In 2017 we welcomed four new faculty to the department, including two translational scientists, a new pediatric neurosurgeon, and a peripheral nerve surgical specialist. Our scientists and surgeons continued to push the boundaries of translational research and refining surgical techniques; integrating pioneering use of robotics in surgery, implementing the use of virtual reality in the operating room, and publishing results from a wide variety of studies focused on everything from epilepsy to brain tumors.

This past year our team worked with California legislatures to pass a new resolution declaring May 6 Moyamoya Awareness Day in California, an important step in spreading awareness for this relatively unknown disease. We also saw a renewed public interest in, and a great deal of media coverage about our stem cell therapy for stroke studies - culminating in a special ceremony where I was honored by the Smithsonian Institution with their Annual American Ingenuity Award for Life Sciences. I was surprised and humbled by the recognition!
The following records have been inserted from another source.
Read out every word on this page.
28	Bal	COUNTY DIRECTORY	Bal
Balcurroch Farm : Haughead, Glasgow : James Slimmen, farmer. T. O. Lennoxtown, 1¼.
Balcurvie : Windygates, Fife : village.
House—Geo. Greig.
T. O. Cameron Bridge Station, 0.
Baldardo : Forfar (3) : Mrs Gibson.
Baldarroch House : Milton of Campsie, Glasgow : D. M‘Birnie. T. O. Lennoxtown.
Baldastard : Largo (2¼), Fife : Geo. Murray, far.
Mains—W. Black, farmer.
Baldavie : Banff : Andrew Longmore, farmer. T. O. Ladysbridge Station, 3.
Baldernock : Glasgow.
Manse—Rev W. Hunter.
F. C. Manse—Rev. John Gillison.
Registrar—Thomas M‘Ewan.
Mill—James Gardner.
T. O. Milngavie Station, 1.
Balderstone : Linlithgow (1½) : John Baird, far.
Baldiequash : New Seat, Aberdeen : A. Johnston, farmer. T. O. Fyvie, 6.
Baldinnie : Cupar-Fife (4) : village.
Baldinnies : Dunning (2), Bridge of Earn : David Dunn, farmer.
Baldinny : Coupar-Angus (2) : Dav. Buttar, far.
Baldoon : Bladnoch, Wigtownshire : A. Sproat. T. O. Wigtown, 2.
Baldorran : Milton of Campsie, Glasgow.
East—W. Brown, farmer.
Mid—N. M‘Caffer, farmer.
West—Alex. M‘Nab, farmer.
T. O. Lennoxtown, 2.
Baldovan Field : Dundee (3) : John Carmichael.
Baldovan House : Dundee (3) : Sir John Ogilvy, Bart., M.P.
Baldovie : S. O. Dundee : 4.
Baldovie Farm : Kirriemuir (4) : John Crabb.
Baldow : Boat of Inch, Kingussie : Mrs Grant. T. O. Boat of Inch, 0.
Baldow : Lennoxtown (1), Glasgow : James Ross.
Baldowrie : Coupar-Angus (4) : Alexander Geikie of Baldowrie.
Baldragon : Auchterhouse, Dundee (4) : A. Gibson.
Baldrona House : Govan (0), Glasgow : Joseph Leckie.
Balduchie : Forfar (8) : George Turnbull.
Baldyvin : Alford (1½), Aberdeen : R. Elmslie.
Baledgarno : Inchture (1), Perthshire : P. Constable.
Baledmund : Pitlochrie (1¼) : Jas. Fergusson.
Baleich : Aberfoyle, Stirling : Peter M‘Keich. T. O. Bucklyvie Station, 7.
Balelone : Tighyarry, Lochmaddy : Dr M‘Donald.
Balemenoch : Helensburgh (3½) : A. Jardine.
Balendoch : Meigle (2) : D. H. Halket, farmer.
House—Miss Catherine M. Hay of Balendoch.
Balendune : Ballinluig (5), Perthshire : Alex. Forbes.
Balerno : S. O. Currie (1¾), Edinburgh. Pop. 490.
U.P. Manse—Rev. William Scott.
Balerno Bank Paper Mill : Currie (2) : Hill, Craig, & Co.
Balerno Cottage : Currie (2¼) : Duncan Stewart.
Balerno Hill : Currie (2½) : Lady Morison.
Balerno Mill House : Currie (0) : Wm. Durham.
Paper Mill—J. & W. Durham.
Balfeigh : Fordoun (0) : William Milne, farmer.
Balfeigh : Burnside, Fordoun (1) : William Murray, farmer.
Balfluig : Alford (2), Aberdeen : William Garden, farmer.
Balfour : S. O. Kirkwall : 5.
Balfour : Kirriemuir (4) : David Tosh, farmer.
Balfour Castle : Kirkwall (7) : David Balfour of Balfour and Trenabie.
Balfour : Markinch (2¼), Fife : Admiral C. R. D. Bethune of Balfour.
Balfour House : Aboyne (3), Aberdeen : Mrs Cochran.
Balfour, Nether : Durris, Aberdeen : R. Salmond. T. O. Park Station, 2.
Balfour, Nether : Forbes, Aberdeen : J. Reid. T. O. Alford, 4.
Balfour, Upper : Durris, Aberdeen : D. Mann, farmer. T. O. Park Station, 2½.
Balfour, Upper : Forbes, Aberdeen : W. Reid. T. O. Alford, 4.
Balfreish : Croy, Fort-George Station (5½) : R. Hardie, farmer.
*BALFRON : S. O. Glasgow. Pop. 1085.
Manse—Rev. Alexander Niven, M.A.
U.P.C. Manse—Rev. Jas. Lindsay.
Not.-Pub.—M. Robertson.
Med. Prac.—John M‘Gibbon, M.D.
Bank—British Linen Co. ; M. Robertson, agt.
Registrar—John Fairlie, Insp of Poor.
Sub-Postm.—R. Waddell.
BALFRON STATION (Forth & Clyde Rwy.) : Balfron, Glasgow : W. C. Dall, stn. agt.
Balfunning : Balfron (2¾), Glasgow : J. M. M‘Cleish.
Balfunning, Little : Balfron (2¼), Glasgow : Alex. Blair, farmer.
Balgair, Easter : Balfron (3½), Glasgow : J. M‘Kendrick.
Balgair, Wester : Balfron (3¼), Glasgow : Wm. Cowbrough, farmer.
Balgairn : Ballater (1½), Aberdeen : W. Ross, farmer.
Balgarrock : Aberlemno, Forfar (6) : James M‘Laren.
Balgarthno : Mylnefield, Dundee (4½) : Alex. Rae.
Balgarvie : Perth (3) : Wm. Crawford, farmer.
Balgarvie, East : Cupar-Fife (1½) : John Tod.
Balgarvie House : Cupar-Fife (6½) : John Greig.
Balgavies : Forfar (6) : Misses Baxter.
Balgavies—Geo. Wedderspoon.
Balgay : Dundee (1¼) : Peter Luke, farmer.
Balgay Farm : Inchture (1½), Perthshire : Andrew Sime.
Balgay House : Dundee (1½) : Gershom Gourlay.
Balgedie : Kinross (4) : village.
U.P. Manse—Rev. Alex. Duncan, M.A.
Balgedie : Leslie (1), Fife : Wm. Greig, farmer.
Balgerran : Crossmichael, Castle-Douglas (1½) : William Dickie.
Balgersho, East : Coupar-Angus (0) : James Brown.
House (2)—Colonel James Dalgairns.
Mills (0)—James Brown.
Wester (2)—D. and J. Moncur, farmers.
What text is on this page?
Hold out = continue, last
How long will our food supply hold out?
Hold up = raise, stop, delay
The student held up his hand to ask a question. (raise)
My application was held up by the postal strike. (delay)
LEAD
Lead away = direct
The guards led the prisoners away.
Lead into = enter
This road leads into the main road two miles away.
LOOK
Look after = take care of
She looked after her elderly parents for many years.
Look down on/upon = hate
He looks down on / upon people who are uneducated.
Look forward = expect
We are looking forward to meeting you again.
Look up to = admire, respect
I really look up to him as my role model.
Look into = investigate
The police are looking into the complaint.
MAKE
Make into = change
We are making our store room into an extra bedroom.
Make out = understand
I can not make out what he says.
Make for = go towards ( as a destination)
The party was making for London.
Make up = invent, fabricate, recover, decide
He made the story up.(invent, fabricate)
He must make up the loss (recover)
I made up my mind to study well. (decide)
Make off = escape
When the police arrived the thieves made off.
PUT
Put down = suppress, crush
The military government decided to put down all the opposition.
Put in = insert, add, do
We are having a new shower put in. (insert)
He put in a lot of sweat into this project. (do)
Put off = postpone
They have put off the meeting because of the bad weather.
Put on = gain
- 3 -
I’m pleased to kick off the new year with the launch of our Department’s first e-newsletter, which will provide insights and the latest news to anyone interested in staying up-to-date with our Department. I am also looking forward to continuing to expand our department in 2018 with the hiring of new faculty specializing in skull base and pituitary tumors, complex spine surgery, and stem cell research. I’m eager to see what new scientific discoveries and clinical advances our researchers and clinicians will develop in the coming year, and am looking forward to sharing many more of our upcoming achievements with all of you. Happy New Year!